Adesivo eleitoral no carro pode fazer você perder o seguro?



 

Uma dúvida que começou a circular recentemente chamou a atenção de muitos proprietários de veículos: um adesivo de campanha eleitoral colocado no carro pode ser motivo para a seguradora negar a cobertura em caso de acidente, roubo ou outro sinistro?A discussão parece inusitada, mas traz à tona uma questão importante sobre os contratos de seguro: até onde a seguradora pode ir ao analisar as circunstâncias de um sinistro e quais situações realmente podem justificar a negativa de uma indenização?

O seguro de automóvel é um contrato pelo qual a seguradora assume determinados riscos previamente estabelecidos em troca do pagamento do prêmio pelo segurado. Isso significa que a cobertura não é ilimitada: existem situações expressamente previstas na apólice e outras que podem ser excluídas. Entretanto, a existência de uma exclusão contratual não significa que a seguradora possa negar qualquer indenização de forma automática.A legislação exige que os riscos excluídos sejam apresentados de maneira clara e inequívoca. Além disso, o segurado tem o dever de não agravar intencionalmente e de forma relevante o risco objeto do contrato.

É justamente nesse ponto que surge a discussão sobre os adesivos eleitorais. A simples colocação de um adesivo de campanha no veículo, por si só, não significa necessariamente que houve agravamento do risco ou que o proprietário perdeu o direito à cobertura. Para que uma negativa seja legítima, é necessário analisar o contrato e, principalmente, verificar se existe efetiva relação entre a circunstância apontada pela seguradora e o risco que se concretizou.

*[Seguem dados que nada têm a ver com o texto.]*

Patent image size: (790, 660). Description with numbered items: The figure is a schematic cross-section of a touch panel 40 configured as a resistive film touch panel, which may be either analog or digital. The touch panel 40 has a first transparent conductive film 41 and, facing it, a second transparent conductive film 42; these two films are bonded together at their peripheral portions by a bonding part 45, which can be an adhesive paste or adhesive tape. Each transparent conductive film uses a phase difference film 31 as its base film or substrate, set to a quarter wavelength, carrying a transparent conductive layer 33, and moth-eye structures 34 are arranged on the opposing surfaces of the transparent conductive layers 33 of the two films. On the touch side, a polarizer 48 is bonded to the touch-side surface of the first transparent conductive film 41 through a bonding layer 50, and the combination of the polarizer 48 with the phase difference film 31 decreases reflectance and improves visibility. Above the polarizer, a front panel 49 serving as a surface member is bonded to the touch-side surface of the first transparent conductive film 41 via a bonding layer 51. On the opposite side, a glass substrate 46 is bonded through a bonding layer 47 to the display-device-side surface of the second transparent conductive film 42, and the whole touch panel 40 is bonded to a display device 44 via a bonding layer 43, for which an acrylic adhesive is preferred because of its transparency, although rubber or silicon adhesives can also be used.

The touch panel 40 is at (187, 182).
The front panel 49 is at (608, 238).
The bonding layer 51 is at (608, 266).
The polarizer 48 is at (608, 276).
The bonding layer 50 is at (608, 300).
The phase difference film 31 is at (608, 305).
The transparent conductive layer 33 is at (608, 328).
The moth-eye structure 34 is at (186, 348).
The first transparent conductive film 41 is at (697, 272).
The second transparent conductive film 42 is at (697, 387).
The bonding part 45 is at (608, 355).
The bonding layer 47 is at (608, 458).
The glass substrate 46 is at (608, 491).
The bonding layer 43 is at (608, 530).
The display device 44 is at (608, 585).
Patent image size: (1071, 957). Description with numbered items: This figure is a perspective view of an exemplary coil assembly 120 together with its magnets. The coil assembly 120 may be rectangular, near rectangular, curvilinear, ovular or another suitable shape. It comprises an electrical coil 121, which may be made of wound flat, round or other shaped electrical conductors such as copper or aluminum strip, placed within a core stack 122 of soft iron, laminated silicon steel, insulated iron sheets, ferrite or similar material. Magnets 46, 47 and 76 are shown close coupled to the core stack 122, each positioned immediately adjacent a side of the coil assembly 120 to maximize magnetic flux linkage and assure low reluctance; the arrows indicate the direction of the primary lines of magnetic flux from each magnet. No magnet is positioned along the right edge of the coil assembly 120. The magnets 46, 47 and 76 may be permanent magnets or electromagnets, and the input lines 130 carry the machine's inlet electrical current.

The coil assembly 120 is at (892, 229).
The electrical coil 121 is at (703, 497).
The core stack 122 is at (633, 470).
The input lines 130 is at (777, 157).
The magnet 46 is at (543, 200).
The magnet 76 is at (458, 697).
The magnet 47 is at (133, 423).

Imagine, por exemplo, que um veículo segurado sofra uma colisão e a seguradora alegue que não haverá cobertura simplesmente porque havia um adesivo eleitoral no automóvel. Nesse caso, seria necessário questionar: qual foi o risco efetivamente agravado pelo adesivo? Qual cláusula contratual prevê essa exclusão? E de que maneira a presença do adesivo contribuiu para a ocorrência do sinistro?

Não parece razoável admitir uma negativa baseada apenas na existência do adesivo, sem que seja demonstrada uma relação concreta entre essa circunstância e o sinistro.A mesma lógica deve ser observada em outras situações bastante comuns nos seguros de automóveis. O fato de o veículo ter sido emprestado a outra pessoa, por exemplo, não significa necessariamente que toda cobertura será perdida. É preciso verificar as informações prestadas na contratação, as condições da apólice e as circunstâncias do acidente.

O mesmo ocorre com alterações realizadas no veículo. Dependendo da modificação, ela pode representar uma mudança relevante no risco originalmente contratado. Entretanto, novamente, a análise deve ser feita de acordo com as condições específicas do contrato e com a efetiva influência daquela alteração sobre o sinistro.

Uma situação diferente pode ocorrer quando o motorista está embriagado. A condução do veículo sob influência de álcool pode caracterizar agravamento relevante do risco, especialmente quando há relação entre a embriaguez e a ocorrência do acidente. Nesses casos, a negativa da seguradora pode encontrar respaldo contratual e jurídico, desde que observadas as circunstâncias concretas do caso.

Por isso, o consumidor precisa ter atenção não apenas ao preço do seguro, mas também às condições da apólice. Antes da contratação, é importante verificar quais situações estão cobertas, quais são os riscos excluídos, quais informações devem ser prestadas e quais circunstâncias podem alterar a análise do risco.

Também é fundamental que, diante de uma negativa de cobertura, o consumidor não aceite simplesmente a justificativa apresentada pela seguradora sem analisá-la. A empresa deve informar de forma clara o motivo da negativa e indicar o fundamento contratual utilizado.Assim, a discussão sobre os adesivos eleitorais serve para lembrar algo muito maior: seguro não é um cheque em branco para a seguradora negar indenizações, mas também não é uma garantia irrestrita de pagamento em qualquer circunstância.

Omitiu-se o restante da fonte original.